Spock represents the free society in that he was able to make his own choice and freely, rationally give himself up to save the rest. Kirk would have done the government thing and might have sent lowly ensign after ensign in there, or worse, not sent anyone at all sacrificing everyone. Which method is the more efficient one to achieve the best result? Clearly, it was allowing Spock to choose to sacrifice himself rather than remove the choice from his own hands.
That’s the choice we face. Do we allow a system where individuals have some say in how they make their own health care choices, or are they removed entirely from the process in favor of a group like IPAB or NHS who makes the decision for all? Which do you think will end up making more efficient decisions in the end? Consider that NHS has more employees than the US has soldiers in its military before you make that answer.
So “unnecessary medical procedures” are a “appalling crime”, but letting people die unnecessarily and alone isn’t???? Kinda sums up the priorities of government run health care doesn’t it.
There are 4 private for profit hospitals in London run by HCA an American owned ‘health’ company found guilty of carrying out numerous unnecessary medical procedures just to make a buck. HCA has been fined millions of dollars and there are further suits outstanding. No part of the British National Health Service has ever committed this appalling crime. Old people die alone all over the world regardless of who or how medical staff get paid. This attack on Obama health is as baseless as it is contemptible.
Dan, did you have this one:
“Doctors found that people who have treatment here [UK NHS] are four times more likely to die than US citizens undergoing similar operations. The most seriously ill NHS patients were seven times more likely to die [in the UK NHS] than their American counterparts.”
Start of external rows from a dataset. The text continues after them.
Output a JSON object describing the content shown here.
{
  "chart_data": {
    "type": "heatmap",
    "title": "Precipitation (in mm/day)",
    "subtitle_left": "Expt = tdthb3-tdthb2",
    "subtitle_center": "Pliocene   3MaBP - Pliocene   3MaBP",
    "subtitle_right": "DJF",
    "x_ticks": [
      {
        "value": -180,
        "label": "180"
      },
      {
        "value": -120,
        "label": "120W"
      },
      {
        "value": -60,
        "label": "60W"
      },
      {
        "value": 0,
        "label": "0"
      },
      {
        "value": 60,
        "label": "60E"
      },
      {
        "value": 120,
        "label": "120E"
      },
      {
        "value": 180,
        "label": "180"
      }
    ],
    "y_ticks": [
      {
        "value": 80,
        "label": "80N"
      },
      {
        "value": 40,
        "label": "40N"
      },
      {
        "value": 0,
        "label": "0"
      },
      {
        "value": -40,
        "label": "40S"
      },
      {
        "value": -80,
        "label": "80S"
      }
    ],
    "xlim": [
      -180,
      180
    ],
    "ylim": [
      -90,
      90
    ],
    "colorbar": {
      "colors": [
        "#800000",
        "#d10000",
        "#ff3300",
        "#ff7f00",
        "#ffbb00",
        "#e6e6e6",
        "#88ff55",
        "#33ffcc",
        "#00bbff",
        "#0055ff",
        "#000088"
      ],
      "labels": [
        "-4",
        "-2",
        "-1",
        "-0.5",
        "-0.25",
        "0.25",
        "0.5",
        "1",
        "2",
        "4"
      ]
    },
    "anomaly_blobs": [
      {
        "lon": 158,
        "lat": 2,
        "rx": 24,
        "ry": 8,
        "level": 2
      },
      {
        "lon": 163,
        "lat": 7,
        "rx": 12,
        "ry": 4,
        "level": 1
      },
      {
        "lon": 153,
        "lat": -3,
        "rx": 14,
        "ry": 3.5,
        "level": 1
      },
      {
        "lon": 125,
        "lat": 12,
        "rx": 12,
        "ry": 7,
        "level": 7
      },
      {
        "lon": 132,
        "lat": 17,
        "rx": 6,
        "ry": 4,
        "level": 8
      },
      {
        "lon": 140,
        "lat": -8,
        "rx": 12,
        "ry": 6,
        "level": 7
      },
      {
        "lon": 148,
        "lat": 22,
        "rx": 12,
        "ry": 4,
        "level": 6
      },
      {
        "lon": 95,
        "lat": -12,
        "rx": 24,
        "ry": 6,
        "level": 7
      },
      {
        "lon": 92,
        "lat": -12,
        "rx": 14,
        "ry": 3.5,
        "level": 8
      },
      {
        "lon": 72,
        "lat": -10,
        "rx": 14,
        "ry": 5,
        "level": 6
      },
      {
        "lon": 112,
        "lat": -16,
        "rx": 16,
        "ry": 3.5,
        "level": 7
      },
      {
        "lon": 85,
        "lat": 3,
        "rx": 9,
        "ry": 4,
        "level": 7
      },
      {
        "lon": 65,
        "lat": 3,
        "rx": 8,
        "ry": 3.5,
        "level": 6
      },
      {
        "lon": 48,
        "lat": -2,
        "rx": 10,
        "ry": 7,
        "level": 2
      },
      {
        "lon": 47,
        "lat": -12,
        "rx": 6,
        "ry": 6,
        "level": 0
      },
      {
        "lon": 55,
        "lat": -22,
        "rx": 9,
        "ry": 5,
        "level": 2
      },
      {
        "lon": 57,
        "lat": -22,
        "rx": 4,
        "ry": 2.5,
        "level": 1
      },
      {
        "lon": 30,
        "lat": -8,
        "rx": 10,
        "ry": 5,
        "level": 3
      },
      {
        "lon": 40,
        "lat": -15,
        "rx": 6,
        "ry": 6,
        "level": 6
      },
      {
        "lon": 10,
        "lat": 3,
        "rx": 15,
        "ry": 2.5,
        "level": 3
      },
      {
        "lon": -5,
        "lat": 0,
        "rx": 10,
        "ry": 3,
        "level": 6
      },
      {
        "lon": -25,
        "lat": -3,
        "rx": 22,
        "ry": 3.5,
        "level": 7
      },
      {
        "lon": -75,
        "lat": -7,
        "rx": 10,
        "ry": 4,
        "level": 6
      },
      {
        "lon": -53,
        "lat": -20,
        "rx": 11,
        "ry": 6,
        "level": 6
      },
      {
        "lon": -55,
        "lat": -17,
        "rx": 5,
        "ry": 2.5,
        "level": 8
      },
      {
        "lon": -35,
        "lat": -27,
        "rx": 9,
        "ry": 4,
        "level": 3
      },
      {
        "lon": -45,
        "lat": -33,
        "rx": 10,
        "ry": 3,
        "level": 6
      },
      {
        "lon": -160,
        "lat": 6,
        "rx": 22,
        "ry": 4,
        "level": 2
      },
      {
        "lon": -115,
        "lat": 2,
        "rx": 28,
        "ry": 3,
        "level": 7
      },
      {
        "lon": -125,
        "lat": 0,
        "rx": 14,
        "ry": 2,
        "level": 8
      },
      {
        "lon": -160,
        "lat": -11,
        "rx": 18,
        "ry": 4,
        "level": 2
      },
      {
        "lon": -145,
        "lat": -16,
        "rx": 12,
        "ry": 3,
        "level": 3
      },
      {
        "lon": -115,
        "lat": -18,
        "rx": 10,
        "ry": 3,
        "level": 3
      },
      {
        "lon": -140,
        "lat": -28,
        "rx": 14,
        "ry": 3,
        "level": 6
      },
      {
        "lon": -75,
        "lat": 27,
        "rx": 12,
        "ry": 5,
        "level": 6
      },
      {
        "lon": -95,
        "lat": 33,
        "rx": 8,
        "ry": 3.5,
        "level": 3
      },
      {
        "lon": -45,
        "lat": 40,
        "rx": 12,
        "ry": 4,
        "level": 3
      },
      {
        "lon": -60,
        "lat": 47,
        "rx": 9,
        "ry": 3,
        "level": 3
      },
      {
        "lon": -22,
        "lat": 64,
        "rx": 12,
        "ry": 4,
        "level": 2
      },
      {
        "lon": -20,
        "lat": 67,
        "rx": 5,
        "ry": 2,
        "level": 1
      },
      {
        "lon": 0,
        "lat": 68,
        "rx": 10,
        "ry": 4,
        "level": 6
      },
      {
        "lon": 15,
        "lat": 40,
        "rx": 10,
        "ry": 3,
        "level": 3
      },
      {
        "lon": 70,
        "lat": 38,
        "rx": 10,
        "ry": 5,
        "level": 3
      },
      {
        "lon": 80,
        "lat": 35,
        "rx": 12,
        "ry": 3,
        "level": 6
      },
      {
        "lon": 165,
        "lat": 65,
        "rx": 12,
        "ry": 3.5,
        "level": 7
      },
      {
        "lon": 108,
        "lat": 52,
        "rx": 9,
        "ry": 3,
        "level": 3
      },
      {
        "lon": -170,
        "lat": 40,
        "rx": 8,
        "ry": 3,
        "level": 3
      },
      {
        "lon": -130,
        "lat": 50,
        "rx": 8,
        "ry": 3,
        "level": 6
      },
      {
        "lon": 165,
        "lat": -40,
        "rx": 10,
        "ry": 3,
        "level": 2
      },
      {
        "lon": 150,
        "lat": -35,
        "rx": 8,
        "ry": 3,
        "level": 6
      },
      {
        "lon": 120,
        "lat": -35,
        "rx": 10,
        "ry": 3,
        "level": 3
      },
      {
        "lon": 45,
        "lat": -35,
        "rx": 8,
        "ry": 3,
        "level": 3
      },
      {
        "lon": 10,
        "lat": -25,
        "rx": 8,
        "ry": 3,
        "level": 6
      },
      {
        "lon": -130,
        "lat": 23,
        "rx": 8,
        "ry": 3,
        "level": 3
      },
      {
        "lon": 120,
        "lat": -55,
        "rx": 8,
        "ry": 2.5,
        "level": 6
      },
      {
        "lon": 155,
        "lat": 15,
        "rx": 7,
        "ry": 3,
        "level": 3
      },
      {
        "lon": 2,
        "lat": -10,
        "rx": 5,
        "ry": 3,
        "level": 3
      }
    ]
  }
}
http://www.dailymail.co.uk/health/article-195277/NHS-death-rates-times-higher-US.html
Still, I suppose if you copy us, it’s one way to get your pension costs down.
The real difference is if rationing is roughly equal for all, or if those that have money get everything and those that do not get nothing.
The fact that every other rich country, including Britain with is NHS, get better results with less spending shows who is right, at least in terms of reaching a given good (more healthy and long-living people).
Commenter Mike,
Did you actually read the article from the Daily Mail? A spokeswoman for the hospital admitted that they did, in fact, put the woman on the pathway procedure without advising her family. Additionally, the health secretary Andy Burnham called for an urgent review of the pathway operations.
So there is no absence of facts from the hospital.
How hard is for people to understand that the guiding principle is going to be: “The Needs of the Many, Not the Needs of the Few or the One”?
Yeah, Captain Spock said that in the second Star Trek film. That’s still the easiest way to sum up what IPAB is going to be doing. Stark utilitarianism like that is not exactly easy to cope with on a mass social level…
Reblogged this on Gds44's Blog.
In the absence of facts from the hospital, together with the fact that the Daily Mail provides some of the most sensationalist headlines – (hence why it is the most visited online media in the UK) – I would advise caution in any conclusions you might reach.